To access the port—which adjoins low-income communities and a playground and is within blocks of an elementary school, a senior facility and a center for the disabled—trains carrying the explosive crude travel a rail line that passes directly through the heart of the city. Yet, the State Department of Conservation approved the project without requiring a full environmental impact review and without complying with its own environmental justice policy, which requires community participation and input on such proposals.

“Some of our clients can literally stick their hand out of their kitchen window and almost touch the trains going by,” says Earthjustice attorney Christopher Amato, who, on behalf of a number of groups sent a letter to the New York Department of Conservation, asking the agency to require a full environmental assessment that takes into account not just the rail project but all of the impacts that will come with turning the Port of Albany into a major oil shipping hub.

In March of 2014, Albany residents successfully convinced the county to halt the expansion plans. The news followed pressure by a broad coalition—including community and environmental groups like Earthjustice.

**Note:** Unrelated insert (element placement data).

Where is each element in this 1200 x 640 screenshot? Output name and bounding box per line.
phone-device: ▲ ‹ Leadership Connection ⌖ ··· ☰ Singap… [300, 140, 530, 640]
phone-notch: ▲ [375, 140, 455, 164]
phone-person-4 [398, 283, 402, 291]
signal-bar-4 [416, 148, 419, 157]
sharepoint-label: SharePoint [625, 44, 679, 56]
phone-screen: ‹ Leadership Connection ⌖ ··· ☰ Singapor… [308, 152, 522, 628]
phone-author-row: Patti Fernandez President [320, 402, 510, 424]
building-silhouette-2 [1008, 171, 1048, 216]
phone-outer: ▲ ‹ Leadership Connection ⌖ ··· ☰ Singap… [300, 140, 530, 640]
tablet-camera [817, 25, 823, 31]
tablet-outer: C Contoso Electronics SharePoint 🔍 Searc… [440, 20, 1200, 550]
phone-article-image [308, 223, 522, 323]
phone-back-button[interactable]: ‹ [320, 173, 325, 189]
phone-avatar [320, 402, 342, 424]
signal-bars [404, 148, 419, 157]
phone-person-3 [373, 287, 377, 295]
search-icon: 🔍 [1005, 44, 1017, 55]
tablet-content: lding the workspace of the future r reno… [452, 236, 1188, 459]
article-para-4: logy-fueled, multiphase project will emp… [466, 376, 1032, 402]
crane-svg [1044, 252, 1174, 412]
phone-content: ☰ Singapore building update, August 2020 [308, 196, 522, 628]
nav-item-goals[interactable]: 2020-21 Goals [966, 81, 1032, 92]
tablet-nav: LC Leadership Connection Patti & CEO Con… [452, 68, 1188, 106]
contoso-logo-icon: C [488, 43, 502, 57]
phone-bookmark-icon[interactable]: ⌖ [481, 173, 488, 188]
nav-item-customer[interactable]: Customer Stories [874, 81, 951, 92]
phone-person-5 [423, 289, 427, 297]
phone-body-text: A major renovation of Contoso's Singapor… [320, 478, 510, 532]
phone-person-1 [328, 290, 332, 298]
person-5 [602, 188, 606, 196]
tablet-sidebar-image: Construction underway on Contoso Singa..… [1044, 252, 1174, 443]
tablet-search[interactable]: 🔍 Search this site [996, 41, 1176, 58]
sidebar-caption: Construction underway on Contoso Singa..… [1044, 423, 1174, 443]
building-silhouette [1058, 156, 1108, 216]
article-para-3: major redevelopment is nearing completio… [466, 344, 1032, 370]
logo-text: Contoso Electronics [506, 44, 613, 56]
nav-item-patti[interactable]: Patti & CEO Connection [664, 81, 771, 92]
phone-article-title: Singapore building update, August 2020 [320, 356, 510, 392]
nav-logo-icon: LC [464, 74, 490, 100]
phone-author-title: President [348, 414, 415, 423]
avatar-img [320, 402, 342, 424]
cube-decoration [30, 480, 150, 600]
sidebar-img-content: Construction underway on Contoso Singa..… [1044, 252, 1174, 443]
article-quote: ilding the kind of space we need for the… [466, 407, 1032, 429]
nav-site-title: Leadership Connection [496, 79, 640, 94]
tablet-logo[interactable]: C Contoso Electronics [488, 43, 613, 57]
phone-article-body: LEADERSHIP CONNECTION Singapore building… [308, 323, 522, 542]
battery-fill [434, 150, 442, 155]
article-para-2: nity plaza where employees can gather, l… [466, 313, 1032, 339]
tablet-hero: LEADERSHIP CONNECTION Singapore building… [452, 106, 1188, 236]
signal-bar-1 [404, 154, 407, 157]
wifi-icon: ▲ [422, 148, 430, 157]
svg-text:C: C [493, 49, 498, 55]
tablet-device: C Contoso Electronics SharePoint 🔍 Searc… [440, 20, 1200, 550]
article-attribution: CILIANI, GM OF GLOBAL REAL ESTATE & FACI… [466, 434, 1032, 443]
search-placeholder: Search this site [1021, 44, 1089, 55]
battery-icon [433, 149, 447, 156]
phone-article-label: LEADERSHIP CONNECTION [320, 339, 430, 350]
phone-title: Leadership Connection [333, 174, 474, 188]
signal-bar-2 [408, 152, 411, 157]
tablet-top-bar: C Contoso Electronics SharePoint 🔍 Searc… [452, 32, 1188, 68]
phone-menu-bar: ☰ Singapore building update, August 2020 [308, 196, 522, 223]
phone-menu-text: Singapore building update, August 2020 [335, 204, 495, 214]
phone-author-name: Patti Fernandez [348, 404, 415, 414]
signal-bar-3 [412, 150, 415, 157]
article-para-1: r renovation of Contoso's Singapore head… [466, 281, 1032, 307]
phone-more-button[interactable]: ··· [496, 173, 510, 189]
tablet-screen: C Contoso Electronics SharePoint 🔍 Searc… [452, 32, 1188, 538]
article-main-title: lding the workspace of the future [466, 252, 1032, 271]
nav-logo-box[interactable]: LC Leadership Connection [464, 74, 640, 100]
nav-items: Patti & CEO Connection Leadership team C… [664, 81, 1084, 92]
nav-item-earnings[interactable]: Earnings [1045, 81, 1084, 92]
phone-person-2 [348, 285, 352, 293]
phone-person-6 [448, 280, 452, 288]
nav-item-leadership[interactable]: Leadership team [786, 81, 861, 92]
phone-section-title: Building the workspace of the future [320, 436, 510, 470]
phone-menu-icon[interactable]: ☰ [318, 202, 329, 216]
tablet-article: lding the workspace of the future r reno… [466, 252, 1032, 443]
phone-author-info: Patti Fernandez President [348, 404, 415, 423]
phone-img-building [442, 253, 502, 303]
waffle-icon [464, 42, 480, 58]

Crude-by-Rail Proposals Continue, as Communities Take Action

Despite significant pushback from communities, the oil and gas industry continues to ramp up its crude-by-rail operations to take advantage of the current fracking boom around the country. In Washington, Oregon, and California, there are more than a dozen known proposals for new or expanded crude-by-rail capacity.

In addition, certain members of Congress are calling for the lifting or loosening of the ban on crude oil export to other countries.

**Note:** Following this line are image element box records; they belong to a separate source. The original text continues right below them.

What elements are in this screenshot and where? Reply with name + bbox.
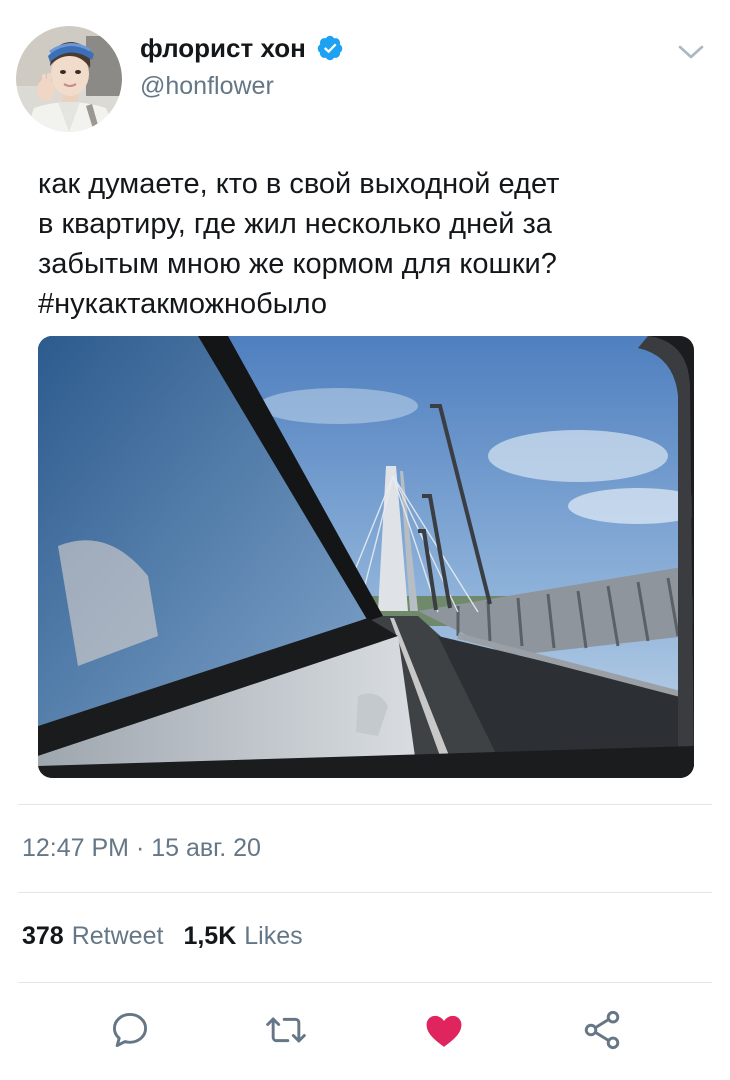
likes-label[interactable]: Likes (244, 922, 302, 951)
share-icon (580, 1008, 624, 1057)
tweet: флорист хон @honflower как думаете, кто … (0, 0, 730, 1080)
divider (18, 982, 712, 983)
likes-count[interactable]: 1,5K (183, 922, 236, 951)
like-button[interactable] (420, 1008, 468, 1056)
tweet-stats: 378 Retweet 1,5K Likes (22, 922, 323, 951)
tweet-text-line: как думаете, кто в свой выходной едет (38, 168, 560, 200)
retweet-icon (263, 1008, 309, 1057)
display-name-row: флорист хон (140, 30, 344, 66)
divider (18, 892, 712, 893)
display-name[interactable]: флорист хон (140, 33, 306, 64)
avatar[interactable] (16, 26, 122, 132)
tweet-text-line: в квартиру, где жил несколько дней за (38, 208, 552, 240)
tweet-text: как думаете, кто в свой выходной едет в … (38, 164, 698, 324)
tweet-photo[interactable] (38, 336, 694, 778)
retweet-count[interactable]: 378 (22, 922, 64, 951)
share-button[interactable] (578, 1008, 626, 1056)
hashtag-link[interactable]: #нукактакможнобыло (38, 284, 698, 324)
tweet-timestamp[interactable]: 12:47 PM · 15 авг. 20 (22, 834, 261, 863)
tweet-text-line: забытым мною же кормом для кошки? (38, 248, 557, 280)
reply-button[interactable] (106, 1008, 154, 1056)
retweet-label[interactable]: Retweet (72, 922, 164, 951)
retweet-button[interactable] (262, 1008, 310, 1056)
heart-icon (421, 1008, 467, 1057)
verified-badge-icon (316, 34, 344, 62)
user-handle[interactable]: @honflower (140, 72, 274, 101)
chevron-down-icon[interactable] (675, 38, 707, 66)
divider (18, 804, 712, 805)
reply-icon (108, 1008, 152, 1057)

“Both coasts are in the crosshairs of the oil industry,” says Kristen Boyles, an Earthjustice attorney who represents tribes and conservation groups in Washington and Oregon who are fighting crude-by-rail.

In February of 2014, the Department of Transportation took the first initial steps to making crude-by-rail safer now, issuing an order that requires railroads to inform state emergency management officials about the movement of large shipments of crude oil through their states and urging shippers to avoid using older model tanks cars that are easily ruptured in accidents.

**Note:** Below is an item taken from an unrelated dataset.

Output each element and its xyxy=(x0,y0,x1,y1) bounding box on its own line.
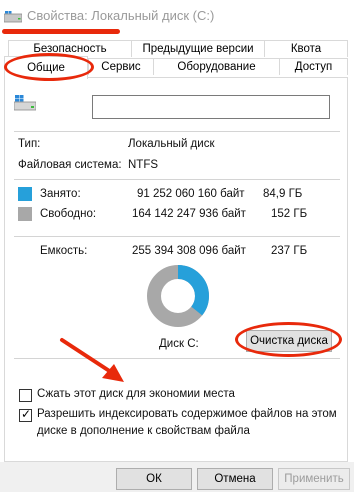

Residents applaud at Berkeley City Hall, following a vote in March 2014, opposing a proposed crude-by-rail project.

Residents applaud at Berkeley City Hall, following a vote in March 2014, opposing a proposed crude-by-rail project.  Mauricio Castillo / Earthjustice

In addition, communities, no longer content to just lie down on the tracks and hope for additional regulations, are taking matters into their own hands. In December of 2013, two Chicago aldermen proposed that its City Council declare the DOT-111 tank cars a “public nuisance” and ban them from the city. And in February and March of 2014, city councils in Spokane, Seattle and Bellingham, Washington, passed resolutions requiring greater disclosures by railroads on traffic and routes, while Minnesota and the Washington state legislatures debated rail safety bills. Most recently, the city of Richmond and the neighboring city of Berkeley passed resolutions demanding tighter regulations or outright bans of the shipping of crude-by-rail through their communities.

“We didn’t go looking for this fight,” says Soto, who has spent much of his life fighting social injustice and shows no signs of slowing down. “But we’re going to fight it all the same.”